An imbalance between food intake and consumption of energy seemed to result in weight gain. Benzylacetone is thus an interesting compound because of its bifunctional locomotor-reducing and appetite-enhancing characteristics.
Control: triethyl citrate inhalation. Data are expressed as the mean±S.E.M. for 5 mice. * p<0.05, ** p<0.01 vs. the control group. (One-way ANOVA followed by Dunnett’s test.)
The appetite-enhancing effect of benzylacetone is thought to occur mainly via olfactory stimulation, because this effect is not observed when the compound is administered intraperitoneally.7) Different from locomotor-reducing effects of benzylacetone,13) its appetite-enhancing effects appear to result from olfactory stimulation by the aroma compound. To investigate the site of action for trans-cinnamaldehyde’s appetite-enhancing effects, trans-cinnamaldehyde was dissolved and diluted in corn oil, and administered intraperitoneally (at doses of 0.01, 0.1 µg/kg).7) The results indicated that food intake in the trans-cinnamaldehyde group was not significantly different from that in the control group (Fig. 9). This suggests that, like benzylacetone, trans-cinnamaldehyde has appetite-enhancing effects via olfactory stimulation, but whether this is the main mechanism of action remains unknown. Therefore, increases in blood levels of benzylacetone and trans-cinnamaldehyde may not necessarily influence their appetite-enhancing effects.
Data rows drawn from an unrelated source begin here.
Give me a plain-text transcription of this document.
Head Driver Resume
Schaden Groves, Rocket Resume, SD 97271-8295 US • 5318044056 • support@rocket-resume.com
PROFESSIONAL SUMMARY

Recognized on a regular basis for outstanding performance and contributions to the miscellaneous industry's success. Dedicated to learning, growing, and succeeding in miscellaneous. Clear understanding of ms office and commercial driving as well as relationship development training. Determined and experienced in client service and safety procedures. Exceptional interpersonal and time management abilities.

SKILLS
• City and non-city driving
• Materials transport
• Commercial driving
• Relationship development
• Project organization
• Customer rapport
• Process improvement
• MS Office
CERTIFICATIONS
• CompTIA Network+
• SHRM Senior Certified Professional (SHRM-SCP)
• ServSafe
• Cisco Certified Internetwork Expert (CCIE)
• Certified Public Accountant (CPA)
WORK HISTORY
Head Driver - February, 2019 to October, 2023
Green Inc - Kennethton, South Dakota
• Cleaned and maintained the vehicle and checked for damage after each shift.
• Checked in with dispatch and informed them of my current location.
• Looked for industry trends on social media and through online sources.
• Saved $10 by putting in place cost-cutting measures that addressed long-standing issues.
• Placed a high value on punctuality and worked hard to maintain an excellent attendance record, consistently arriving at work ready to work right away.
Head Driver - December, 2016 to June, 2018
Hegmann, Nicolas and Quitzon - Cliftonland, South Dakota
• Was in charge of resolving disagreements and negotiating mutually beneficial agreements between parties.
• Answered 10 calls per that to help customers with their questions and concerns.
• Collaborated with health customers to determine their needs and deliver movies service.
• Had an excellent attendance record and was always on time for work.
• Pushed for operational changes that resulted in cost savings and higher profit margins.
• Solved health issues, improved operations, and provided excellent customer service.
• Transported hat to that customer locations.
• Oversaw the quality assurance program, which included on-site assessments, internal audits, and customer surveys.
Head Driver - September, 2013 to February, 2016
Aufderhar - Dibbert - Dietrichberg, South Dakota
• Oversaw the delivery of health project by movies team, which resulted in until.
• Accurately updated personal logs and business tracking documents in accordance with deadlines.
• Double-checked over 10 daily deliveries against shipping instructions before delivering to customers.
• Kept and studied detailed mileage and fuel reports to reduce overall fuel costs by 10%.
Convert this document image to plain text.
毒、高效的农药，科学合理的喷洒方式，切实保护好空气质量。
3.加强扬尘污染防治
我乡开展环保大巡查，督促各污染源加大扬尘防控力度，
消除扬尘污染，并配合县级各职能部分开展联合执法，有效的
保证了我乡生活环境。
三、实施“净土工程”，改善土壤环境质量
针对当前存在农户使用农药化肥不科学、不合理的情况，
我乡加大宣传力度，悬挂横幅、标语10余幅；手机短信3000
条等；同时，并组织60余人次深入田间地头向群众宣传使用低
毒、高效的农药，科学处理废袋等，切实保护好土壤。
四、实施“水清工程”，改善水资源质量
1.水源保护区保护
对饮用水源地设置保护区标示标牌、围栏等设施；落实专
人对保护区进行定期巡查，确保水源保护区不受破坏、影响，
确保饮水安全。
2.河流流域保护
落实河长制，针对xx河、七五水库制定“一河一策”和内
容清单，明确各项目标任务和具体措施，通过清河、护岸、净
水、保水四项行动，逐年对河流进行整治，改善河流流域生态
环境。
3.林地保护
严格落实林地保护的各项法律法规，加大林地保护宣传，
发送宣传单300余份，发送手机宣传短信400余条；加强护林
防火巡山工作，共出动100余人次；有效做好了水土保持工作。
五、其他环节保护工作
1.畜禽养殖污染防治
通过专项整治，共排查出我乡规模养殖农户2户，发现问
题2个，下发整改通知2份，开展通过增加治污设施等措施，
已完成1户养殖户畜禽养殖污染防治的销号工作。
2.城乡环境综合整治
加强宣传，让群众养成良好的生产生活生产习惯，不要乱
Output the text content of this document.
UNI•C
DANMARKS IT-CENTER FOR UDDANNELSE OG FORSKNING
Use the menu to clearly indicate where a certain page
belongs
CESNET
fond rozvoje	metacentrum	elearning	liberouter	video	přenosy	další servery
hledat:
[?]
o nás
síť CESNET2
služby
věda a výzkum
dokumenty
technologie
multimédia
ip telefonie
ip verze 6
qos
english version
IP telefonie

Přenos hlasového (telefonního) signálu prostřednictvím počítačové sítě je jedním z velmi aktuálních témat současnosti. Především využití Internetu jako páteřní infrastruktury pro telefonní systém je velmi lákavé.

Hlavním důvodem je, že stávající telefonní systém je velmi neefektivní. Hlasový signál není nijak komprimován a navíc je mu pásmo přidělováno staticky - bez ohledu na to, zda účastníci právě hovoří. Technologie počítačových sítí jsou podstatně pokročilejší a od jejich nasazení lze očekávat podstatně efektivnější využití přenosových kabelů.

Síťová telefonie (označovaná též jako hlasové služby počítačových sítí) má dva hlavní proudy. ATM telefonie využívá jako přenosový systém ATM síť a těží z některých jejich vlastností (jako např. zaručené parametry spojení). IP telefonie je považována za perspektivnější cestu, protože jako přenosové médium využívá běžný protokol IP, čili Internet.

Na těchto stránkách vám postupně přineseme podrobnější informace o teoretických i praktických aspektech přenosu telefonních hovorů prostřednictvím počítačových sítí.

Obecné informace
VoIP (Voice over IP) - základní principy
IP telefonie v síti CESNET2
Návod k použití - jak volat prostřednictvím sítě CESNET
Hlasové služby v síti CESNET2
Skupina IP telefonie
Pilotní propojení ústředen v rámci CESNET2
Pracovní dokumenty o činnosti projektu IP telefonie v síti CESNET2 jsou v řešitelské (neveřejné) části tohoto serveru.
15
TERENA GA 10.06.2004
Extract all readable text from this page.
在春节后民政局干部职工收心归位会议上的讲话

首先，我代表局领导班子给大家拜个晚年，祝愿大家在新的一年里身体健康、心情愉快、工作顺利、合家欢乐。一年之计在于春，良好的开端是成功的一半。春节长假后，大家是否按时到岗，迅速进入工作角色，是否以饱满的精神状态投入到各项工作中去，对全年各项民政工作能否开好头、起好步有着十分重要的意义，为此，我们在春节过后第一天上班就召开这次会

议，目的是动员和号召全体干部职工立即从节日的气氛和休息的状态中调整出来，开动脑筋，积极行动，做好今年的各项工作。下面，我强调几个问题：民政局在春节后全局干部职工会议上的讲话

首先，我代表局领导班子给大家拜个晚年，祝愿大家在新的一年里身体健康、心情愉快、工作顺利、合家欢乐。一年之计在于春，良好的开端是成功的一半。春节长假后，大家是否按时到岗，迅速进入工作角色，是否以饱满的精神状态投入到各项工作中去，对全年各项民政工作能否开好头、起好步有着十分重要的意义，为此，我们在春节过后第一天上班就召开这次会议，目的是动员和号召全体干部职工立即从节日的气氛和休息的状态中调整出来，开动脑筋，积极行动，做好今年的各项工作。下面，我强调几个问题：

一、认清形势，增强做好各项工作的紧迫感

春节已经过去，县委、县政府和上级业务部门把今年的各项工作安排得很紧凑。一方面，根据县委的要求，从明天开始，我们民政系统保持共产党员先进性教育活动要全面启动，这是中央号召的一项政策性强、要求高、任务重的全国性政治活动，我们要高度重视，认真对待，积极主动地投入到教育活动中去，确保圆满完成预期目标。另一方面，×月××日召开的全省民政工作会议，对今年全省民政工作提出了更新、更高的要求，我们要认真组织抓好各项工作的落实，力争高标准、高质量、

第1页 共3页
Control: triethyl citrate inhalation. Data are expressed as the mean±S.E.M. for 5 mice. N.S.: not significant (p>0.05). (One-way ANOVA followed by Dunnett’s test.)
The amounts of the compounds administered to the mice in this study were measured as milligrammes per cubic centimetre. This method is accurate and quantitative for measuring very small amounts of aroma compounds.
However, the amount of evaporating compound inhaled by mice is too small to measure accurately, and the results of these measurements are not reproducible. Thus, to examine any dose-dependency of the test compounds, the concentrations of the compound solutions applied to the disc papers in the cage were carefully adjusted during this study. It was assumed that the evaporation rates of the sample solutions were constant, and the results of experiments with benzylacetone showed a good association between dose and enhancement of appetite (Fig. 2).
Precise quantification of the volatile compounds will be required for the development of new techniques to enable further investigation into the biological effects of exposure to inhaled benzylacetone and trans-cinnamaldehyde.
The authors declare no conflict of interest.